The voice behind the wood door called out for me again and I swung my legs over and onto the scratchy carpet, recognizing it as the man from the interrogation room but when I stood up the door violently swung open and banged against the wall. I jumped back, dull white light from the apartment hall highlighting two figures crossing the threshold.
"Alina?"
Dad stepped forward, his entire suit jacket and shirt drenched in blood and a big gaping hole where his heart should have been was shot open. Mom was at his side, a trail of blood leaking down her temple and just above that... a bullet wound.
Then they smiled. "We're home."
I felt myself falling backwards, paralyzed and weak but before my back hit the floor, my eyes snapped open and I rolled onto my side on the sofa, facing the television set playing a late-night infomercial. Rex was wide awake, lying down by my feet and lifted his massive head from his paws to look at me, as if sensing the dream. Or was it a nightmare?
I couldn't differentiate between the two and maybe that was because the ones I had were always the same.
That night was nothing out of the ordinary.
A total of four days passed and I had not left the apartment much except for trips down to the nearest convenience store and evening walks so Rex could get in some fresh air. A lot of the time passed was done so in waiting, watching the moving scenery from a park bench or my apartment window and falling into a fitful sleep on the sofa with Rex cuddled to my chest, white noise from the television set greeting me every time I jerked awake with tear stains on my cheeks. Every night.
I had been thrown into a world I'd never thought I'd step foot into again and I didn't know where to go from there. What would my young self done? I didn't know. That girl was no more. And the person I was now walked down a solitary road.
The burner phone gifted by S.H.I.E.L.D. buzzed on the coffee table then.
I stared at the bluish white screen, the glare hurting my eyes in the pitch darkness so I sat up to turn on the lamp, wondering who the message was from and what they could have possibly wanted at that hour.
Are you alone? The black text read from an unknown number.
My heart beat faster in my chest. I might be. Who is this?
I work for S.H.I.E.L.D., and I need to get in contact with Courier Six.
I'm a courier, but my real name is Alina.
A message box popped up seconds later. I know. Your file is under strict security and I needed to make sure it was really you.
What do you want from me? I typed back.
I can't give you all the details now. Come to the monument tomorrow. 11:00 AM, don't be late.
I peered down at Rex's head lying on my lap and my gut twisted like I'd swallowed a poisoned pill at the idea of leaving him in the apartment alone until I came back. We'd already been separated far too long once. It wasn't happening again.

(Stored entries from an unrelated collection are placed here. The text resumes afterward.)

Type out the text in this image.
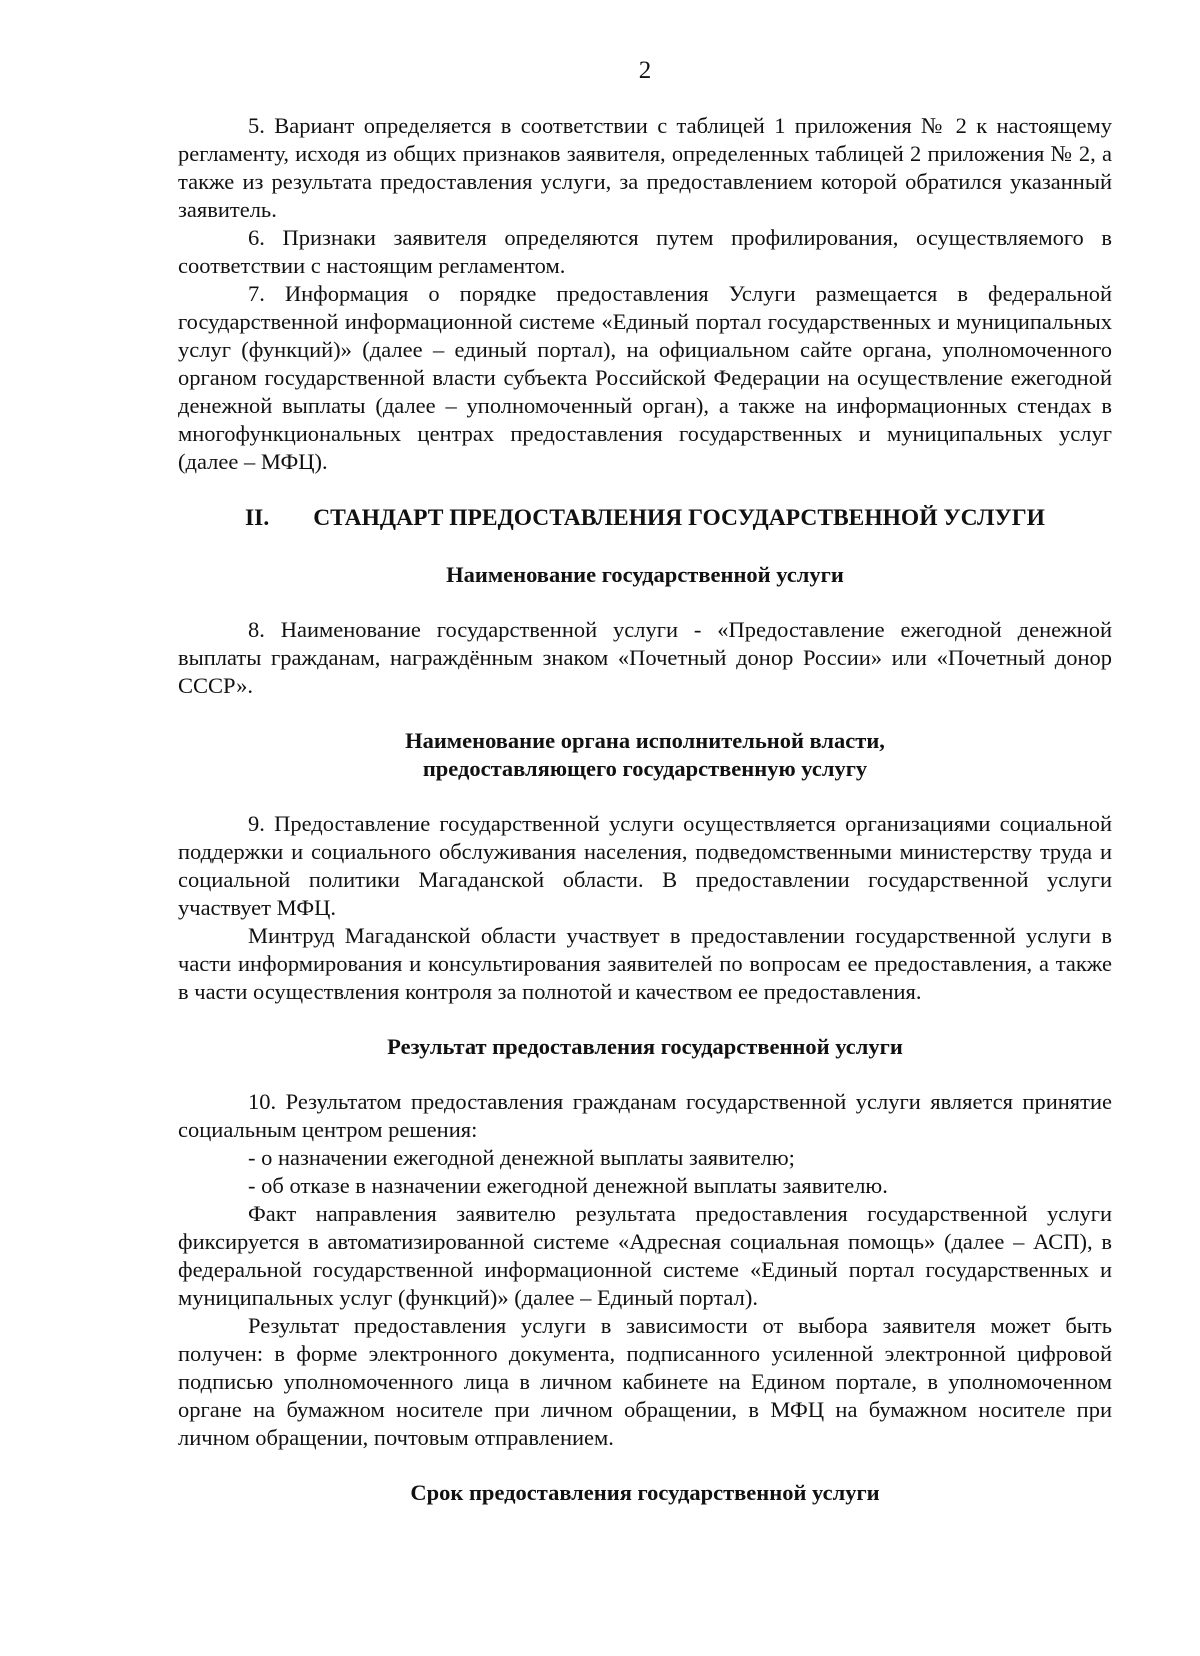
2

5. Вариант определяется в соответствии с таблицей 1 приложения № 2 к настоящему регламенту, исходя из общих признаков заявителя, определенных таблицей 2 приложения № 2, а также из результата предоставления услуги, за предоставлением которой обратился указанный заявитель.

6. Признаки заявителя определяются путем профилирования, осуществляемого в соответствии с настоящим регламентом.

7. Информация о порядке предоставления Услуги размещается в федеральной государственной информационной системе «Единый портал государственных и муниципальных услуг (функций)» (далее – единый портал), на официальном сайте органа, уполномоченного органом государственной власти субъекта Российской Федерации на осуществление ежегодной денежной выплаты (далее – уполномоченный орган), а также на информационных стендах в многофункциональных центрах предоставления государственных и муниципальных услуг (далее – МФЦ).

II. СТАНДАРТ ПРЕДОСТАВЛЕНИЯ ГОСУДАРСТВЕННОЙ УСЛУГИ

Наименование государственной услуги

8. Наименование государственной услуги - «Предоставление ежегодной денежной выплаты гражданам, награждённым знаком «Почетный донор России» или «Почетный донор СССР».

Наименование органа исполнительной власти,

предоставляющего государственную услугу

9. Предоставление государственной услуги осуществляется организациями социальной поддержки и социального обслуживания населения, подведомственными министерству труда и социальной политики Магаданской области. В предоставлении государственной услуги участвует МФЦ.

Минтруд Магаданской области участвует в предоставлении государственной услуги в части информирования и консультирования заявителей по вопросам ее предоставления, а также в части осуществления контроля за полнотой и качеством ее предоставления.

Результат предоставления государственной услуги

10. Результатом предоставления гражданам государственной услуги является принятие социальным центром решения:

- о назначении ежегодной денежной выплаты заявителю;

- об отказе в назначении ежегодной денежной выплаты заявителю.

Факт направления заявителю результата предоставления государственной услуги фиксируется в автоматизированной системе «Адресная социальная помощь» (далее – АСП), в федеральной государственной информационной системе «Единый портал государственных и муниципальных услуг (функций)» (далее – Единый портал).

Результат предоставления услуги в зависимости от выбора заявителя может быть получен: в форме электронного документа, подписанного усиленной электронной цифровой подписью уполномоченного лица в личном кабинете на Едином портале, в уполномоченном органе на бумажном носителе при личном обращении, в МФЦ на бумажном носителе при личном обращении, почтовым отправлением.

Срок предоставления государственной услуги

Okay, but only if I can bring my dog.
Of course, I hear you guys are a two for one deal now. I'll send you the directions.
That's okay, I won't need them.
I waited for a reply but nothing appeared after several minutes so I assumed whoever was on the other side had faith I wouldn't get lost, much less show up. Couriers learned to be their own walking map and even though I was now far from my assumed profession, at least I had something to fall back on. Having the skills to navigate foreign streets and get anywhere you needed to be at a moment's notice provided some length of an independence. Meager as it sometimes was.
And having Rex along... I trusted that tomorrow would be okay too.
I felt strangely vulnerable being able to step outdoors and not have to bundle myself up in layers of various clothing, furs and scarves that shielded against every sense except sight. The wind was pleasantly cool rustling my hair and Rex definitely seemed like he was enjoying the extra exercise as he bounded ahead of me on the grassy sidewalks to the Washington Monument. We were fifteen minutes early.
I expected clusters of tourists, their cameras and high tech phones snapping picture after picture of the water and landmark but it was just me and Rex. He slowed down to a walk and sniffed the ground as he went while I looked out at the water, so clear and still like a wet sheet of paper and took in the sight. My line of work used to send me all over the world - both the renowned and remote.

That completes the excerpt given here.